# Форум 1С > Конфигурирование, программирование 1С - Предприятие > Выгрузки - Загрузки >  Загрузка номенклатуры УТ 11

## borisov.kazan

Доброго дня. Прошу помощи. Поиском искал. Инет облазил, либо платные обработки, либо писать и дописывать, либо кривые решения. 
Ситуация: 
УТ 11.3 управляемые формы. Есть файл excel с номенклатурой. 
Нужно загрузить его и создать карточки товара. 
Пробовал загрузку из табличной формы в итоге пишет - загружен элемент номенклатуры - но ничего не создается.
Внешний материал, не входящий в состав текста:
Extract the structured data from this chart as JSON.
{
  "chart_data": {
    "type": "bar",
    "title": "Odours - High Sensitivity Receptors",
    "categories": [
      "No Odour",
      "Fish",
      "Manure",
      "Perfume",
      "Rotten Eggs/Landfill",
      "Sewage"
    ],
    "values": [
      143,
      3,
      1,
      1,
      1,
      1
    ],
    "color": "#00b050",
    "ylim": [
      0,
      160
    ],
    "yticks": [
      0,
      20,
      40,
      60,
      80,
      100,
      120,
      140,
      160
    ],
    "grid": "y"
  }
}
Карточки не появляются. 
Кроме того не нашел там поле ШК товара. 
В связи с чем вопрос: 
Как загрузить файл ексел с созданием карточек номенклатуры. 
И почему в протоколе после загрузки пишет что загружена номенклатура - но в списке неоменклатуры ничего не появляется. 
Нужно ли переходить в обычное приложение? Хотя там тоже не создаеются карточки.

----------


## avm3110

> И почему в протоколе после загрузки пишет что загружена номенклатура - но в списке номенклатуры ничего не появляется. 
> Нужно ли переходить в обычное приложение? Хотя там тоже не создается карточки.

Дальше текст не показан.